Максимов намеренно проигнорировал выпад Леона и все внимание переключил на Эрику. Она тоже не сводила с него глаз. На лице удерживала выражение вежливого внимания, но он чувствовал, что ее интерес гораздо глубже, чем она хочет показать.
— Эрика, зачем красивой, самодостаточной и умной женщине Пулитцеровская премия?[46]
Брови Эрики взлетели вверх.
— Ты, конечно же, феминистка, но не настолько, чтобы забыть, что ты женщина. Красивая женщина, подчеркну. Женщина, знающая силу своей красоты. К тому же слишком аристократична, чтобы встать под знамена борцов за демократию и мир во всем мире. Ты умеешь радоваться жизни и вряд ли обменяешь ее на миг дешевой славы.
Максимов почувствовал, как под его рукой напряглась спина Карины. Погладил между острыми лопатками, успокаивая.
— Вот Леон — другое дело, — продолжил он. — К риску ему не привыкать. Но ради чего рисковать? Ради идеи, иллюзий и химер? Так это удел пушечного мяса, а не умного человека. А ты умен, практичен и расчетлив, Леон, если с такой профессией сумел до сих пор остаться в живых. Видишь, я высокого мнения о тебе. — Максимов сделал паузу, пригубив ликер. — Несмотря на то, что ты посмел спекулировать добрым именем моего деда.
Леон нахмурился.
— Профессор Арсеньев скомпрометирован — это факт, — с нажимом произнес он.
— До встречи с тобой меня это тревожило. А теперь — нет. — Максимов перевел взгляд на Эрику, вновь обращаясь только к ней. — Позволю себе процитировать Генри Киссенджера:[47] «В политике есть принципы и есть национальные интересы. Плохо, когда в угоду принципам жертвуют национальными интересами». А так как я сам себе государство, то мои личные интересы доминируют над моральными принципами. Родственные отношения — это лишь принцип. Но есть личные интересы. Я ясно выразился?
Леон бросил на Эрику недоуменный взгляд. А она расхохоталась, закинув голову.
— Браво, Макс! Зверь почуял добычу, не так ли? — Она отсалютовала Максимову бокалом с мартини. — Леон, что ты выпучился? Макс же ясно сказал, он хочет свою долю.
— И не от Пулитцеровской премии, естественно, — вставил Максимов.
— Один уже просил долю. Сейчас лежит с пробитой головой, — пробурчал Леон.
— Надеюсь, что мне повезет. Как до сих пор везло вам, — парировал Максимов. Он поднял взгляд на Карину. — Похоже, моя дорогая, нам выпал шанс заработать кругленькую сумму.
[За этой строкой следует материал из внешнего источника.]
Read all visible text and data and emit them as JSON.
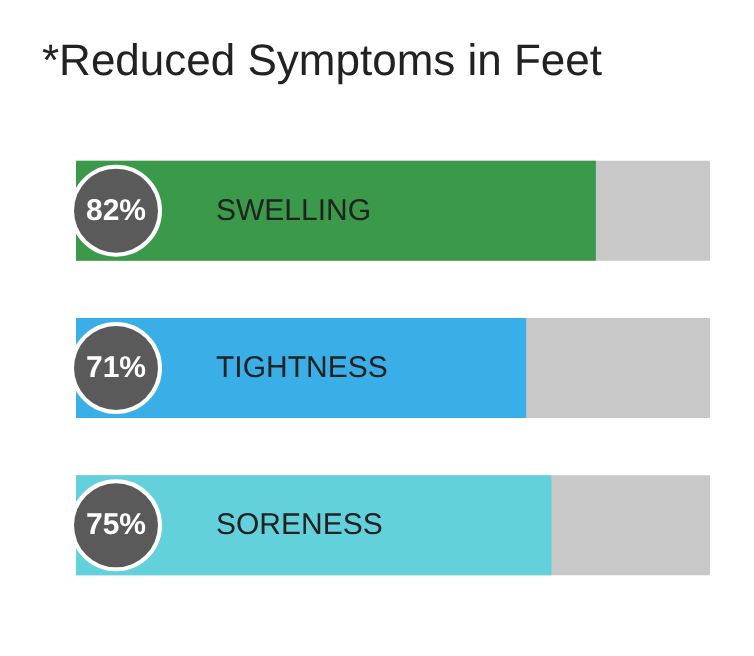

Дело в том, что в горах Таджикистана лежит клад. Как ты считаешь, сколько нам полагается, если мы поможем его откопать?
— Пятьдесят процентов, — не задумываясь, ответила Карина.
— Устами младенца, — улыбнулся Максимов.
Эрика промолчала, пощипывая губами кромку бокала.
А Леон выпалил:
— Бред!
— Не больший, чем рассчитывать, что я поверю в сказку о том, что полтора десятка человек унесли на себе содержимое четырех грузовиков. По горным тропам, ага! — Максимов стал предельно серьезен. — Вывод: из груза взяли только самое ценное. На себе уносили лишь малую толику, чтобы подтвердить успех операции. А большая часть похищенного укрыта где-то в районе Мертвого города. Только вы, ребята, избрали весьма неудачный предлог, чтобы туда вернуться. И хозяин груза, и поставщики, и заказчик операции боятся одного — привлечь к себе внимание. Так какого черта вы решили играть в журналистское расследование? Или вы рассчитывали, что на гребне волны скандала вас принесет прямо к кладу? Как человек немного сведущий в «черном» арт-бизнесе, смею утверждать, что вы сделали все, чтобы оказаться в Рейне раньше, чем взойдет солнце. Леон набрал воздуха, готовясь что-то сказать, но Эрика резко его осадила:
— Помолчи! — Она сделала маленький глоток мартини и отставила бокал. — Если у тебя есть конкретное предложение, я готова обсудить условия контракта.
«Вот и выяснили, кто в доме хозяин», — подумал Максимов.
В Эрике, наконец, взыграла кровь предков, привыкших чувствовать себя хозяевами положения, как бы ни складывались обстоятельства.
Спецоперация
В чаще леса воздух сделался густым и влажным, как в остывшей бане. И пахло так же: сырым деревом и раз мокшей хвоей. Стало труднее дышать. Впрочем, это Энке списал на нервное напряжение. В движении оно, он знал, не так бы чувствовалось, а стоять на месте, прислушиваясь к ночным шорохам, — пытка.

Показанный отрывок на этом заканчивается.